Ao brincar entre si, as crianças criam suas próprias atividades e resolvem seus problemas ao invés de confiar em uma autoridade poderosa para resolver essas questões por eles. Essa é uma grande vantagem de se brincar longe de adultos. Nessas brincadeiras eles têm que ser adultos, precisamente porque não há ninguém por perto. O brincar é o espaço de treinar para a vida adulta. E os adultos estragam esse propósito do brincar quando eles tentam intervir e ajudar.
Criar e entender os propósitos e a maleabilidade das regras
Uma diferença fundamental entre os jogos dos adultos e das crianças é que nós geralmente respeitamos regras pré-acordadas. Já as crianças entendem as regras como modificáveis. Quando adultos jogam futebol ou Palavras Cruzadas, ou qualquer outro jogo, eles tentam seguir as regras “oficiais” do jogo. Em oposição, as crianças geralmente fazem as regras enquanto jogam (Youniss, 1994). Isso é verdade até quando elas jogam futebol ou Palavras Cruzadas, se não há nenhum adulto para reforçar as regras oficiais. Essa é só uma das maneiras que fazem do jogo infantil muito mais criativo que o dos adultos.
Até Jean Piaget (1932), o famoso psicólogo do desenvolvimento, notou há muito que a criança desenvolve um senso mais sofitiscado e útil das regras quando ela brinca com outras crianças do que com adultos. Com adultos, elas têm a impressão de que as regras são fixas, de que vêm de uma alta autoridade e não podem ser mudadas. Mas, quando brincam entre si, graças à natureza mais igualitária da relação, elas se sentem livres para desafiar ideias pré-concebidas sobre regras, o que leva a negociações e mudanças. Elas aprendem, desta maneira, que as regras não vêm dos céus, mas são convenções humanas para fazer da vida mais divertida e justa. Essa é uma lição importante: é a pedra fundamental da democracia.
Treinar e construir as habilidades e valores da cultura adulta
Mesmo enquanto elas se diferenciam da cultura adulta, as crianças importam características dessa cultura na sua. Crianças assimilam em seu brincar muitas das habilidades e valores que observam entre os mais velhos. É por causa disso que as crianças de culturas caçadoras-coletoras brincam de caçar e coletar; porque crianças de culturas pastorais-agrícolas brincam de pastorear e plantar; e é por isso que as nossas crianças brincam com computadores. É também por isso que as crianças de sociedades caçadoras-coletoras não brincam de jogos competitivos (os adultos em suas culturas repudiam a competição), enquanto crianças em nossa cultura brincam de jogos competitivos (ainda que não no grau que os adultos fazem quando são envolvidos).

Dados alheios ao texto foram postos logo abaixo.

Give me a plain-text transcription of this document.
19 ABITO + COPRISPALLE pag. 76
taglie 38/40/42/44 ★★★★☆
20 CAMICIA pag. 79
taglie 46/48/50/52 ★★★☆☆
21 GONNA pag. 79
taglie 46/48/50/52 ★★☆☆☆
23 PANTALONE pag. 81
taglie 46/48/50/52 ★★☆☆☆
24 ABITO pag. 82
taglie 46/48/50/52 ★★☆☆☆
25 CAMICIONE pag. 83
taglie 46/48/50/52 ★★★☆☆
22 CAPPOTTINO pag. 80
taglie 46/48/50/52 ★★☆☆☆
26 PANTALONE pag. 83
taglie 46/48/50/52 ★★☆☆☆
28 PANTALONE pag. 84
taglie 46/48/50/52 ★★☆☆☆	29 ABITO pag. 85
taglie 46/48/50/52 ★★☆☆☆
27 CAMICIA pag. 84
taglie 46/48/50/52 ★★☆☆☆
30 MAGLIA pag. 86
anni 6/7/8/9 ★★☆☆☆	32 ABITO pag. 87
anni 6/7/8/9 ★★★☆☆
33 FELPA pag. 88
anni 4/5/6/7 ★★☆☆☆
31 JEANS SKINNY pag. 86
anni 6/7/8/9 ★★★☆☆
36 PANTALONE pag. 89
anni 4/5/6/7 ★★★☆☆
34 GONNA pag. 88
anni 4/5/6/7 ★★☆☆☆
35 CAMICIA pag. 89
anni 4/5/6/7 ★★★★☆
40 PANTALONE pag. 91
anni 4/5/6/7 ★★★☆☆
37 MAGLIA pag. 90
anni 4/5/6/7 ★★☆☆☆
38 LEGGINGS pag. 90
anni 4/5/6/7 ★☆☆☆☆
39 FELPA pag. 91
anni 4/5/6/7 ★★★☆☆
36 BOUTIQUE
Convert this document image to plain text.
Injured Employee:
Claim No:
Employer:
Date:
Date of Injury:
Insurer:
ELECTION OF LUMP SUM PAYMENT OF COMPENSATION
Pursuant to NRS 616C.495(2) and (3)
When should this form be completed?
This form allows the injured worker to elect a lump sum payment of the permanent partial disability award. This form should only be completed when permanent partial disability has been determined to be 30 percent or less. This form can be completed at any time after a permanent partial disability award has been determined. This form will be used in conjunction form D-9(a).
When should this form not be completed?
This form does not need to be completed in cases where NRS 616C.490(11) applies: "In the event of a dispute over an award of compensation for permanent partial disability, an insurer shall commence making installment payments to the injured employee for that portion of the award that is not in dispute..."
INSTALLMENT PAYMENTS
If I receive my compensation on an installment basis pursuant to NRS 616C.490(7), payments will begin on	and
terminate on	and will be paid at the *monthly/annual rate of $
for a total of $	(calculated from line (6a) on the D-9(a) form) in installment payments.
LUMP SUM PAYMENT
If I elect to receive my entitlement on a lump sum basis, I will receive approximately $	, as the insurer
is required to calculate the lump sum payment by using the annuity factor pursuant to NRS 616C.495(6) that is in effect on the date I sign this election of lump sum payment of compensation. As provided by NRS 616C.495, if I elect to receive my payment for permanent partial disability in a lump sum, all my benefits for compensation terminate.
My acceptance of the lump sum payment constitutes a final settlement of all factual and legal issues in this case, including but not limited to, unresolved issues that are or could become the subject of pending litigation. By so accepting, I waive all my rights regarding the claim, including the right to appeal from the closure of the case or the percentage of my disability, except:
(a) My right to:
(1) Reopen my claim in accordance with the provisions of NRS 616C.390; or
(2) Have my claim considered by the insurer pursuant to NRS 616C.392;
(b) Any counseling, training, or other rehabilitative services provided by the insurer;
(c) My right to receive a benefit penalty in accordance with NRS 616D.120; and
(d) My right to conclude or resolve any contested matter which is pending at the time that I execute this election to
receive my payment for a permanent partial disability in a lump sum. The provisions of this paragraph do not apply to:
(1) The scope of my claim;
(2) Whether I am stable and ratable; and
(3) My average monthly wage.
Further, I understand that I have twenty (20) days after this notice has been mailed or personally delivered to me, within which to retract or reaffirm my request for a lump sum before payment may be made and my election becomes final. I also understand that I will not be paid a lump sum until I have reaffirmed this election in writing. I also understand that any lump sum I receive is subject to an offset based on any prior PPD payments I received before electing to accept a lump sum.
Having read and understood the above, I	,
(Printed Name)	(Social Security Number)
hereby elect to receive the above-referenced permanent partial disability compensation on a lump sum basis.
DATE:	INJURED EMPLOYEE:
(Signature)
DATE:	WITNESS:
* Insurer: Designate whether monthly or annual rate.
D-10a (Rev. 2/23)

As crianças não apenas imitam, na brincadeira, o que elas observam entre os adultos. Ao invés, elas interpretam o que observam, tentam variações, e desse jeito se esforçam para dar sentido ao que veem. A brincadeira infantil é sempre criativa e no brincar elas experimentam de novas formas os temas derivados da vida adulta. É assim que cada geração constrói sobre, ao invés de apenas replicar, a cultura da geração dos pais.
“Cada geração constrói sobre, ao invés de apenas replicar, a cultura da geração dos pais”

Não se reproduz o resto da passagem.